I want to discuss voice-over for a minute.
Any seminar-educated screenwriter will know that the gods frown on this particular stylistic affectation, and a lot of the time it’s for good reason. It elongates scenes on the page to oftentimes unmanageable length and rarely provides “new” information. Also, once you’ve caved in and integrated it, over-reliance is pretty much unthwartable.
Then again, used properly, there are ways voice-over can enrich the moviegoing experience. I’m thinking of one way specifically, and that is to have your voice-over performed by Ethan Hawke.
The wrong actor doing voice-over can torpedo the proceedings with a heavy thud (Harrison Ford leaps to mind). The right actor doing it can prick up your ears and speak right to your soul. That’s the risk. The most evocative voice-over I’ve ever heard in a movie, William Holden in Sunset Boulevard, might figure into this rule too, but Holden is dead. Therefore, among living actors, I think I’ll say affirmatively that no one can be trusted with bodiless dialogue like Mr. Hawke can.
The particular movie I’m thinking of is Andrew Niccol’s futuristic, so-sumptuous-you-just-knew-it-was-going-to-be-a-box-office-flop adventure Gattaca. Hawke plays a human-born young man in a world where most everyone is “grown” from optimal DNA. He is relegated to a life of tedious manual labor before his expected young death, when his real dream is to fly off into space with the explorers. A juicy role, to be sure, and it’s no wonder the hot young actor found the challenge appetizing. He gets to deal with real adult problems while clinging to that boyhood astronaut dream that most of us grow out of by the time we start shaving.
Gattaca takes place in a complicated otherworld. Furthermore, there are all kinds of personal backstory nuggets (rivalry with a DNA-enhanced brother, to name the most resonant) that are sprinkled throughout the first act. How does the movie get this information across? Simple. Ethan tells us. In wordy, detailed voice-over.
Robert McKee would be fuming.

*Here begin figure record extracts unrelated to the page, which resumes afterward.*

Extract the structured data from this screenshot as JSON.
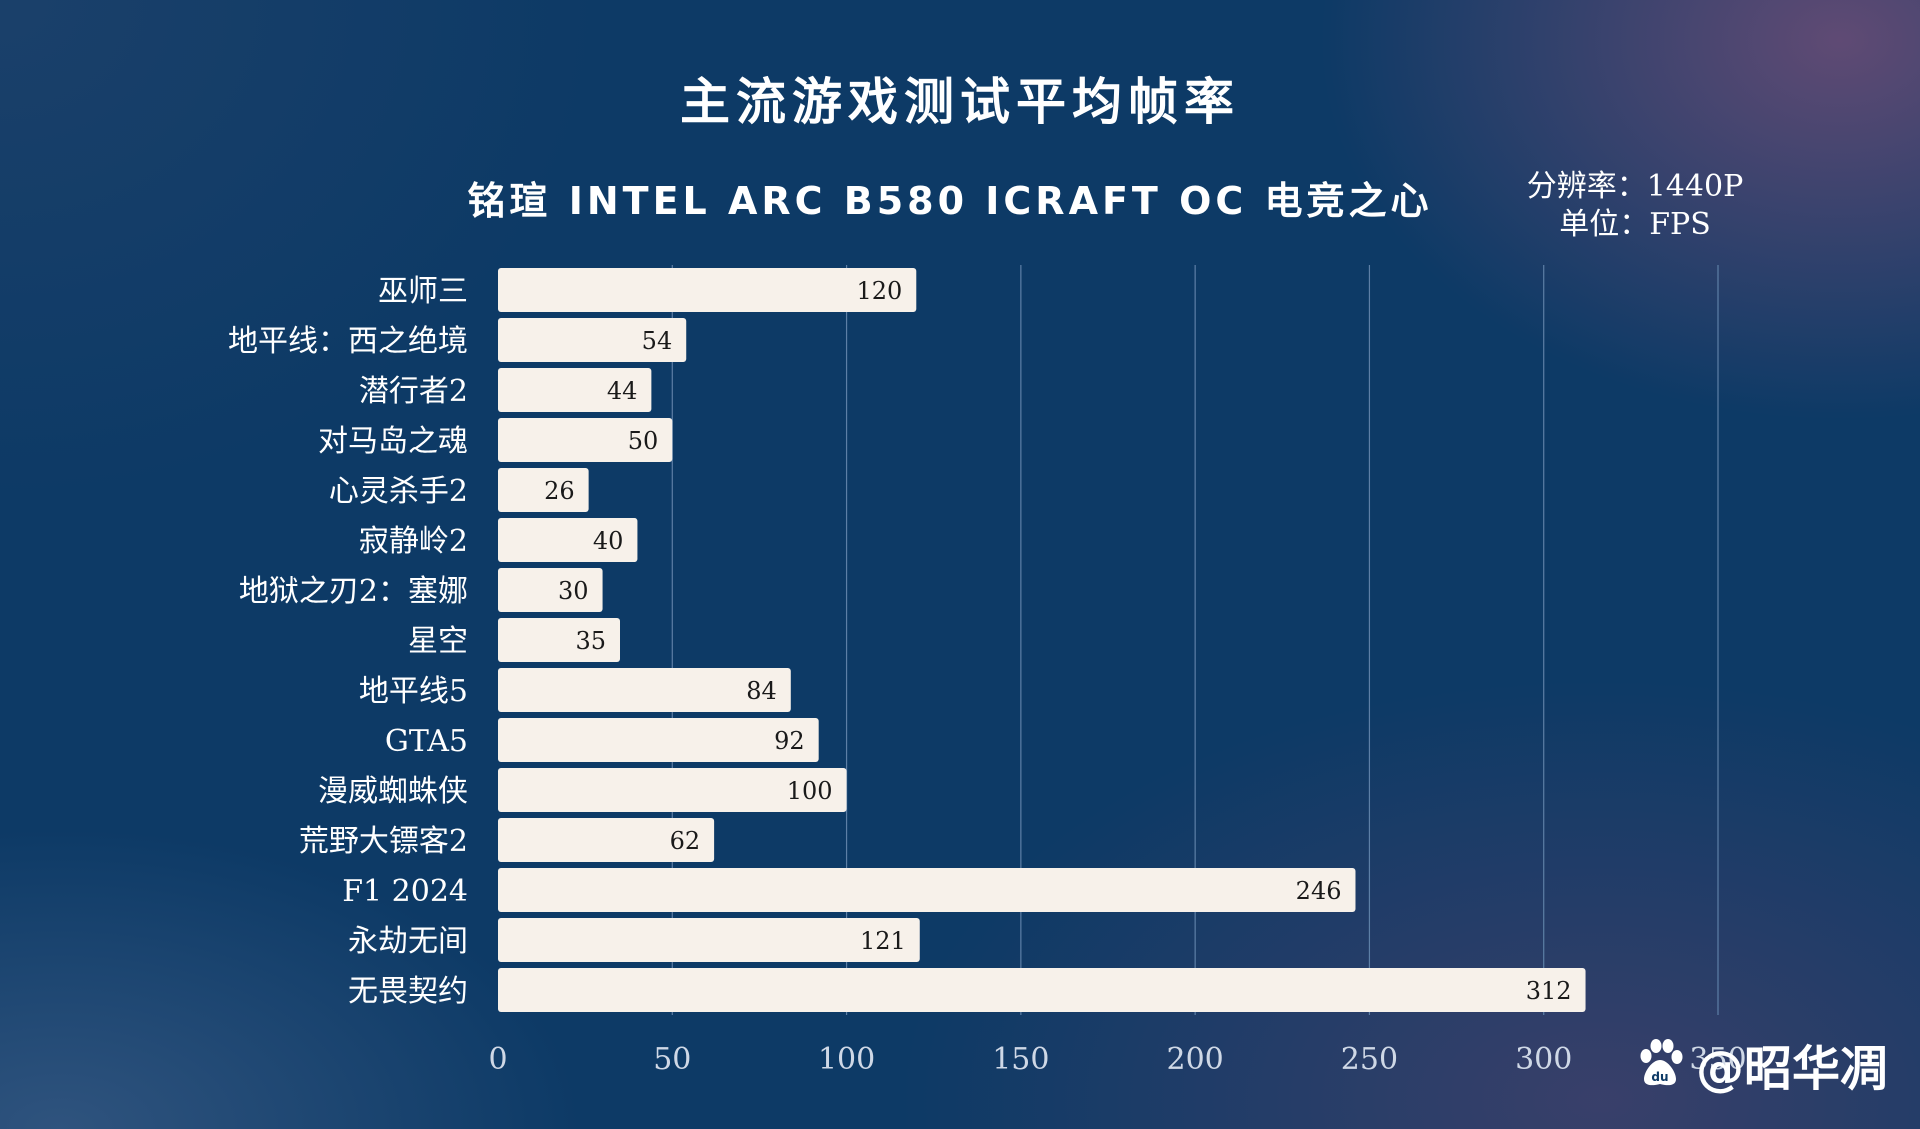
{
  "title": "主流游戏测试平均帧率",
  "subtitle": "铭瑄 INTEL ARC B580 ICRAFT OC 电竞之心",
  "meta": {
    "resolution": "分辨率：1440P",
    "unit": "单位：FPS"
  },
  "watermark": {
    "text": "@昭华凋",
    "icon": "baidu-paw-icon"
  },
  "colors": {
    "background": "#0d3a66",
    "bar": "#f7f1ea",
    "grid": "#5d7fa6"
  },
  "chart_data": {
    "type": "bar",
    "orientation": "horizontal",
    "categories": [
      "巫师三",
      "地平线：西之绝境",
      "潜行者2",
      "对马岛之魂",
      "心灵杀手2",
      "寂静岭2",
      "地狱之刃2：塞娜",
      "星空",
      "地平线5",
      "GTA5",
      "漫威蜘蛛侠",
      "荒野大镖客2",
      "F1 2024",
      "永劫无间",
      "无畏契约"
    ],
    "values": [
      120,
      54,
      44,
      50,
      26,
      40,
      30,
      35,
      84,
      92,
      100,
      62,
      246,
      121,
      312
    ],
    "title": "主流游戏测试平均帧率",
    "subtitle": "铭瑄 INTEL ARC B580 ICRAFT OC 电竞之心",
    "xlim": [
      0,
      350
    ],
    "xticks": [
      0,
      50,
      100,
      150,
      200,
      250,
      300,
      350
    ],
    "xtick_labels": [
      "0",
      "50",
      "100",
      "150",
      "200",
      "250",
      "300",
      "350"
    ],
    "grid": "vertical",
    "data_labels": true
  }
}
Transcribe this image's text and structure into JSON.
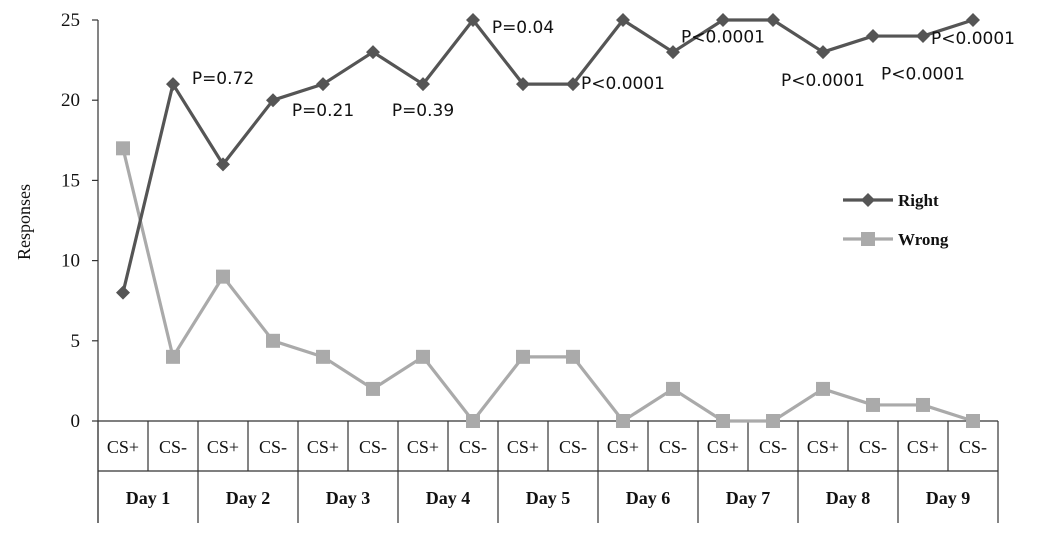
{
  "chart_data": {
    "type": "line",
    "ylabel": "Responses",
    "ylim": [
      0,
      25
    ],
    "yticks": [
      0,
      5,
      10,
      15,
      20,
      25
    ],
    "grid": false,
    "legend_position": "right",
    "categories": [
      "CS+",
      "CS-",
      "CS+",
      "CS-",
      "CS+",
      "CS-",
      "CS+",
      "CS-",
      "CS+",
      "CS-",
      "CS+",
      "CS-",
      "CS+",
      "CS-",
      "CS+",
      "CS-",
      "CS+",
      "CS-"
    ],
    "groups": [
      "Day 1",
      "Day 2",
      "Day 3",
      "Day 4",
      "Day 5",
      "Day 6",
      "Day 7",
      "Day 8",
      "Day 9"
    ],
    "series": [
      {
        "name": "Right",
        "color": "#555555",
        "marker": "diamond",
        "values": [
          8,
          21,
          16,
          20,
          21,
          23,
          21,
          25,
          21,
          21,
          25,
          23,
          25,
          25,
          23,
          24,
          24,
          25
        ]
      },
      {
        "name": "Wrong",
        "color": "#aaaaaa",
        "marker": "square",
        "values": [
          17,
          4,
          9,
          5,
          4,
          2,
          4,
          0,
          4,
          4,
          0,
          2,
          0,
          0,
          2,
          1,
          1,
          0
        ]
      }
    ],
    "annotations": [
      {
        "text": "P=0.72",
        "category_index": 2,
        "y": 21
      },
      {
        "text": "P=0.21",
        "category_index": 4,
        "y": 19
      },
      {
        "text": "P=0.39",
        "category_index": 6,
        "y": 19
      },
      {
        "text": "P=0.04",
        "category_index": 8,
        "y": 24.2
      },
      {
        "text": "P<0.0001",
        "category_index": 10,
        "y": 20.7
      },
      {
        "text": "P<0.0001",
        "category_index": 12,
        "y": 23.6
      },
      {
        "text": "P<0.0001",
        "category_index": 14,
        "y": 20.9
      },
      {
        "text": "P<0.0001",
        "category_index": 16,
        "y": 21.3
      },
      {
        "text": "P<0.0001",
        "category_index": 17,
        "y": 23.5
      }
    ]
  }
}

And maybe the lines didn’t work on the page, but Hawke’s delivery not only sells the exposition – it actually makes the movie for me. There’s such earnest longing in his voice. Such unaffected simplicity and soulfulness that you just want him to keep talking. The visuals are gorgeous too, but this movie would touch me if my eyes were closed. When I told myself I shouldn’t be enjoying the “wrong” technique, I discovered how truly damaging screenwriting principles can be. I’m glad Niccol and Hawke went with their guts here and took their movie from good to terrific.
It all comes back to what I consider the first and only rule of screenwriting: your head’s your compass, but your heart is your barometer. And the atmosphere matters more than the destination.
Ethan Hawke was one of my favorite actors growing up. You never knew what chances he was going to take. He did Hotspur on Broadway, and fought back at the people who told him Americans can’t do Shakespeare. I thought it was cool that instead of trying to produce or run for governor, he used his success to try novel-writing! I haven’t read his books and don’t much care if they’re any good; I don’t think Taylor Lautner will ever even try.
As Hawke becomes older, I’d imagine he finds fewer and fewer roles that suit his puppy-dog earnestness (although, as I’ve said, I don’t actually like puppy dogs so Ethan wins that one), but he provided me with a decade’s worth of movies that may as well have been made for me. Dead Poets Society, Before Sunrise, Gattaca and even his less than impressive modern Hamlet and Great Expectations are my bread and butter. And if you want to come at me with the whole “movies are images and not words” argument, go back and listen to the boy’s voice a second time.